Kurt Wallander ne se présente plus.
Un brin étranger à sa propre vie, un tantinet dépressif, le commissaire suédois se fond dans les hivers sans fin de la Scanie contemporaine, pose sa silhouette d'anti-héros dans les obscurités nordiques qui écrasent l'âme, tel un ciel baudelairien.
Quand le ciel bas et lourd pèse comme un couvercle…
Après avoir mené un combat contre la dépression en arpentant sans fin la même plage, après avoir annoncé sa démission, Wallander reprend du service, l'âme plombée par l'acte d'avoir précédemment donné la mort et la culpabilité exacerbée. Refuser son aide à un ami qui meurt assassiné est peu anodin même si l'on est pas homme à faire étalage de ses émotions.
Mankell met ici en scène une confrontation entre l'homme pugnace aux épaules qui ploient et l'homme charismatique qui sourit. Entre le flic banal et le puissant. Entre le fonctionnariat et les multinationales. C'est le petit commissariat contre l'inaccessible château.
Toujours écartelé entre son goût pour la solitude et la nécessité du travail d'équipe, Wallander mène son enquête comme cela lui chante, l'intuition aux aguets. Ce qui lui réussira malgré le constat amer d'une Suède qui change, plus violente, moins morale. Ainsi va le monde, ici comme ailleurs.
J'ai accompagné Wallander pour la première fois. Sans déplaisir. Mais avec la même retenue que le bonhomme.

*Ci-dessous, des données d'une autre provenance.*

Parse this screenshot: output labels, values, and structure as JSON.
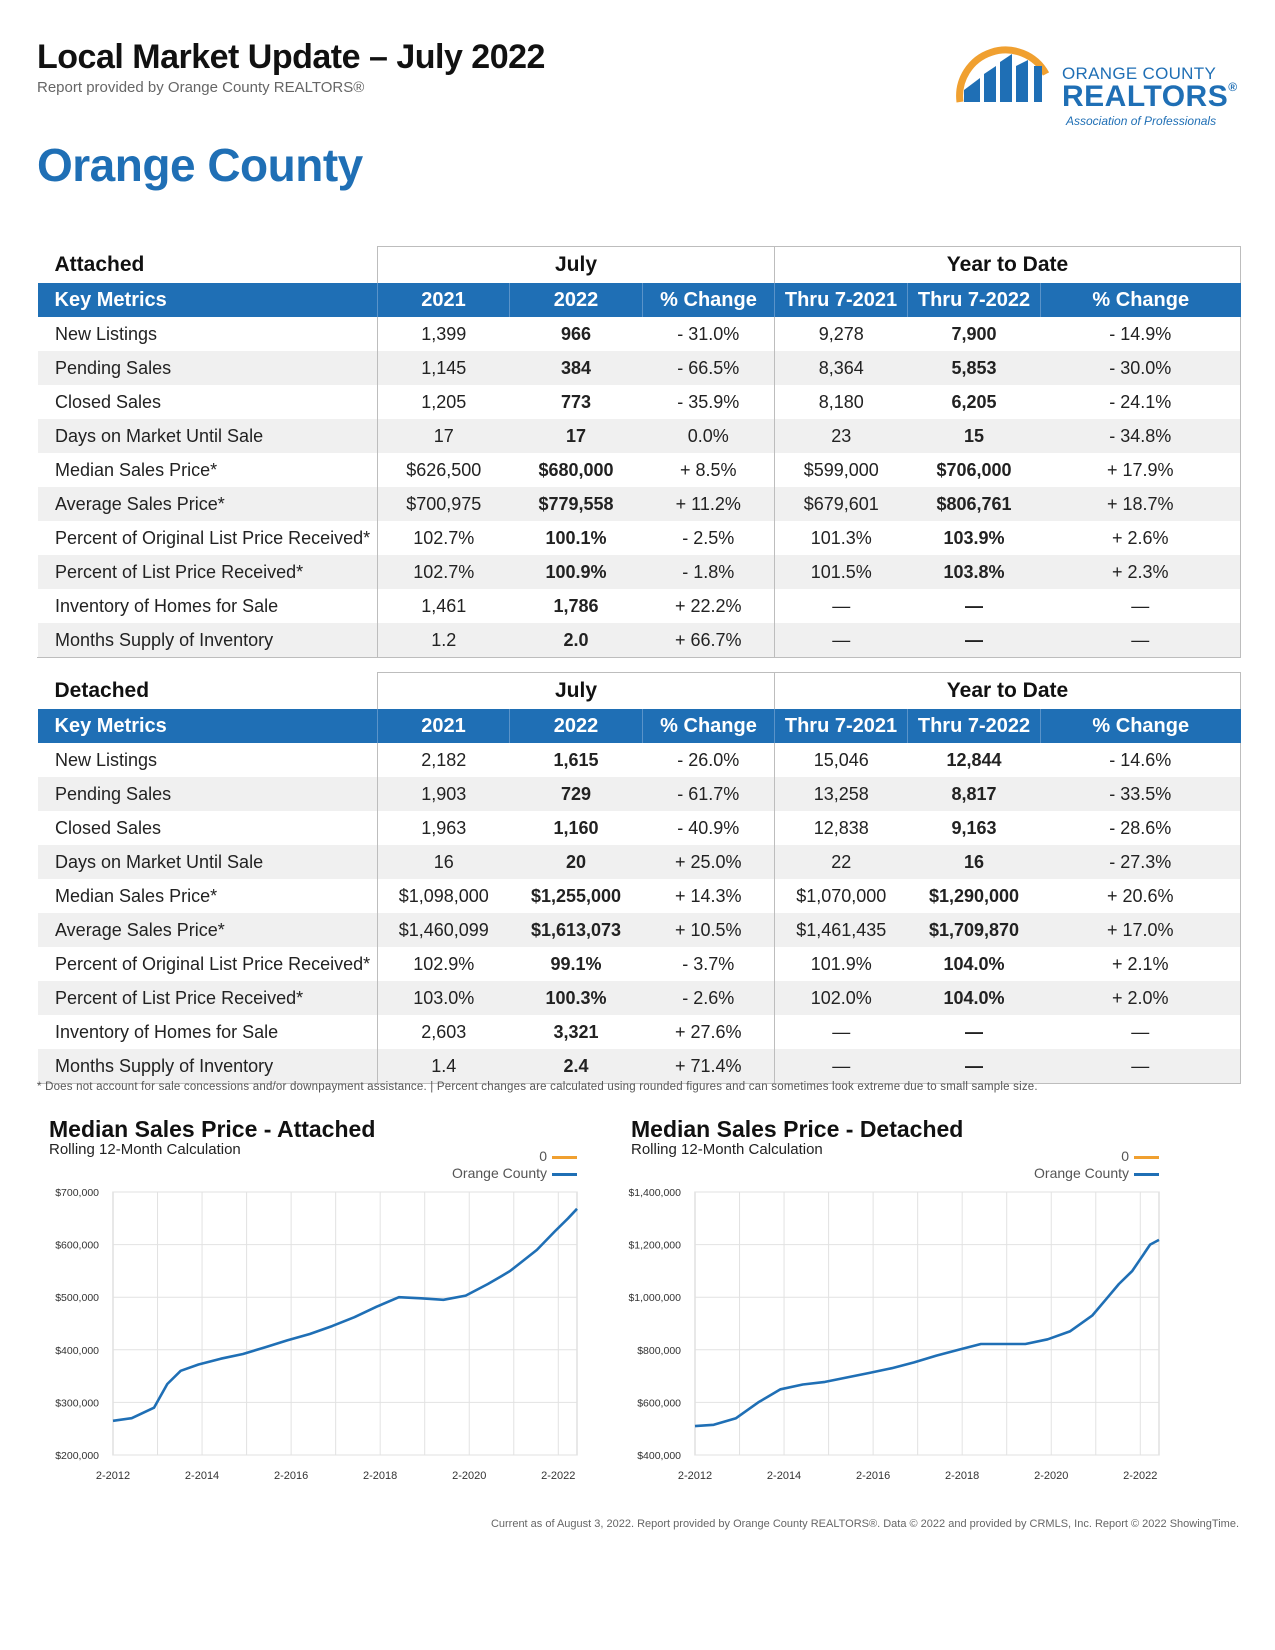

Comme si je ne parvenais pas à emplir mes poumons de l'air hivernal, comme si je ne parvenais pas à goûter pleinement cette Suède brouillardeuse. Moins glaciale que l'Islande d'un
Indridason, moins charnelle que la Louisiane d'un Burke, la Suède de Mankell évoque à peine les tempêtes qui balaient les terres. Je n'ai pas entendu les pas crisser dans la neige, les hurlements du vent qui siffle durement.
Peut-être est-ce parce que Mankell m'avait séduite dès les premières lignes.
"Le brouillard. Comme l'approche d'un prédateur silencieux."
Dès la première page, l'élément naturel devenait personnage. Wallander l'affrontait. Dès les premières pages, le commissaire donnait à voir une faille, son angoisse dans le brouillard blanc.
Quant à l'enquête elle-même, servant à épingler la mondialisation au service du crime, le grand capital blanchissant à tour de bras ses profits immoraux, avait-elle besoin d'un personnage aussi stéréotypé qu'Harderberg à force de l'avoir figé dans le mystère et l'inhumanité? le méchant désincarné devient plus une figure du mal qu'un dirigeant pourri. La dénonciation perd hélas de sa force.